Last updated on: November 27, 2019, 12:23h.
A key element in Eldorado Resorts, Inc.’s (NASDAQ:ERI) $17.3 billion takeover of Caesars Entertainment Corp. (NASDAQ:CZR) is the acquirer’s ability to find at least $500 million in cost savings. That’s a figure that was floated even before the regional gaming company made its offer official.
Caesars is helping its suitor out on the cost reduction front. The company behind the Harrah’s and Horseshoe brands, among others, has been trimming management jobs, an initiative it started last month.
On October 10, 2019, in an effort towards achieving greater operational efficiency, the Company initiated a Voluntary Severance Program (VSP),” according to a Caesars filing with the Securities and Exchange Commission (SEC).
The current round of cuts is expected to save Caesars $40 million, and the company is targeting cost reductions of $75 million to $100 million before it officially becomes part of Eldorado next year. That deal, which was recently approved by investors in both operators, is expected to close in the first half of 2020. But some analysts believe it’s possible it could be finalized in the first quarter.
Management headcount reductions at Caesars in advance of the Eldorado marriage make sense, because when the deal is official, Eldorado brass, led by CEO Tom Reeg, will oversee day-to-day operations of the combined company.
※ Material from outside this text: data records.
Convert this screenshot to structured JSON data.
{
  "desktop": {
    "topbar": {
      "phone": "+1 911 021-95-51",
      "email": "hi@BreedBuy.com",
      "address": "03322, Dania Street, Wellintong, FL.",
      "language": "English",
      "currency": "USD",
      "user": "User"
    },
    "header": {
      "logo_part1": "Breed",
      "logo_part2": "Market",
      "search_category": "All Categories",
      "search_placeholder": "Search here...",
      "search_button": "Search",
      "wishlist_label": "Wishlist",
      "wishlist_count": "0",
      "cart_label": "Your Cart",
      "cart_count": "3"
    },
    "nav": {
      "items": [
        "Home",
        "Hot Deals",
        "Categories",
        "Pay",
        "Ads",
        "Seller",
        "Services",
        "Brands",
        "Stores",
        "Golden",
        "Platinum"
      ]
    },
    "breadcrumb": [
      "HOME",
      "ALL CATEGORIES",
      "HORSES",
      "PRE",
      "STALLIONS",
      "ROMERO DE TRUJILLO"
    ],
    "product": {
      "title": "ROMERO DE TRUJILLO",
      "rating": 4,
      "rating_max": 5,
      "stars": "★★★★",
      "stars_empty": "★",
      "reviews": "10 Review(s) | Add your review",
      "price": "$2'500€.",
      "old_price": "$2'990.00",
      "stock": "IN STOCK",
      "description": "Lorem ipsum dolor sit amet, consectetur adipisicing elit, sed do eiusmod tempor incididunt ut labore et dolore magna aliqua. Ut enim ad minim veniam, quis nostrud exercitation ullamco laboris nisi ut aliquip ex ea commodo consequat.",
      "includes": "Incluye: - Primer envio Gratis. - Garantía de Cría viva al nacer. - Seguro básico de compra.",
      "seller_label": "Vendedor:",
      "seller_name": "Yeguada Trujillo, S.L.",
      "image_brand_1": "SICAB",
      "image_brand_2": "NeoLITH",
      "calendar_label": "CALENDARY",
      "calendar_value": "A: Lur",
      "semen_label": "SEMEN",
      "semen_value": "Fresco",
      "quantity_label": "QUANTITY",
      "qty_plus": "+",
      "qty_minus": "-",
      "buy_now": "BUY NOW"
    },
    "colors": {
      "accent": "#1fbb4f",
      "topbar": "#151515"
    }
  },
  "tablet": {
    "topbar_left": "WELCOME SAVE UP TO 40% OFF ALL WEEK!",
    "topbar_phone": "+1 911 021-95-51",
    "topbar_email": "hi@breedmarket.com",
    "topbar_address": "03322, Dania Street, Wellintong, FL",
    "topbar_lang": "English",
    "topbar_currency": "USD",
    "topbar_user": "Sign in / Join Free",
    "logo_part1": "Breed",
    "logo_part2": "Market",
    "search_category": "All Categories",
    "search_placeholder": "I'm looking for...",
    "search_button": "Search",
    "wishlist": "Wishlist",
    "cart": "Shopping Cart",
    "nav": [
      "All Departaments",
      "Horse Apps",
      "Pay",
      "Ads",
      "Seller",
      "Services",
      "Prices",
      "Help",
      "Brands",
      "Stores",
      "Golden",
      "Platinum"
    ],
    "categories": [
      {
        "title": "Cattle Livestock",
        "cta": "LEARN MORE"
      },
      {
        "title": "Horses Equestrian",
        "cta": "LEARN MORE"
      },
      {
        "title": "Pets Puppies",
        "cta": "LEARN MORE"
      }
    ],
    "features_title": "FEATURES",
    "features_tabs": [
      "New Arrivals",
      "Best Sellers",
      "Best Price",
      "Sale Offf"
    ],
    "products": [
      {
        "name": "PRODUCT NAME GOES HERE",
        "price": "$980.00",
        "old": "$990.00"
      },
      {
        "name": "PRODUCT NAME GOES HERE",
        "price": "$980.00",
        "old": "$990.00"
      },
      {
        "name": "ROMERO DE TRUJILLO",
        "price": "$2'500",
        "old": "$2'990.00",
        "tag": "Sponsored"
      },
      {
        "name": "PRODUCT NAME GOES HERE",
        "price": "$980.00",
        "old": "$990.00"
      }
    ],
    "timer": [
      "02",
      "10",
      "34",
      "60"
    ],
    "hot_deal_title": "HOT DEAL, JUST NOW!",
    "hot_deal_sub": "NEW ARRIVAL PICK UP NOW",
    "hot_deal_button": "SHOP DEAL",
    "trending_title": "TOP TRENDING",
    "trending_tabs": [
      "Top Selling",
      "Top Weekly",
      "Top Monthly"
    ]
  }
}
The firm is retaining the Caesars name.
Prior to formally announcing the $17.3 billion offer on June 24, Reeg and his team were believed to have kicked the tires on Caesars for several months. They spent significant time analyzing how at least $500 million in savings could be realized and how difficult it would be to achieve that objective.
During the evaluation process, Reeg is believed to have specifically looked for ways to pare Caesars’ compensation costs, particularly among management and higher-up executives.
Although Eldorado is shelling out $17.3 billion for Caesars, a price tag that sparked some concern in the analyst community, the regional gaming operator has been a Wall Street favorite for some time due in large part to the ability of Reeg and his team to not only make smart acquisitions, but find considerable cost savings in those deals.
What’s Next For Caesars
“The VSP was offered to non-property, US-based corporate employees in management roles, as defined by the program, excluding certain revenue focused departments,” said Caesars in the SEC filing. “The process for eligible employees to volunteer and be accepted was completed on October 28, 2019. We expect to record severance and stock compensation charges of up to $20 million during the fourth quarter related to this program.”
The company did not identify regions in which management has been let go, nor did it mention areas or specific properties where additional staff cuts could be coming.
It is widely expected that Eldorado will continue shedding assets, including a Caesars property or two on the Las Vegas Strip, to reduce expenses and generate cash after the acquisition is completed.
Other avenues for trimming costs potentially include Eldorado putting a halt on Caesars international expansion plans and, likely further down the road, possibly spinning off Caesars’ sports betting and internet casino businesses.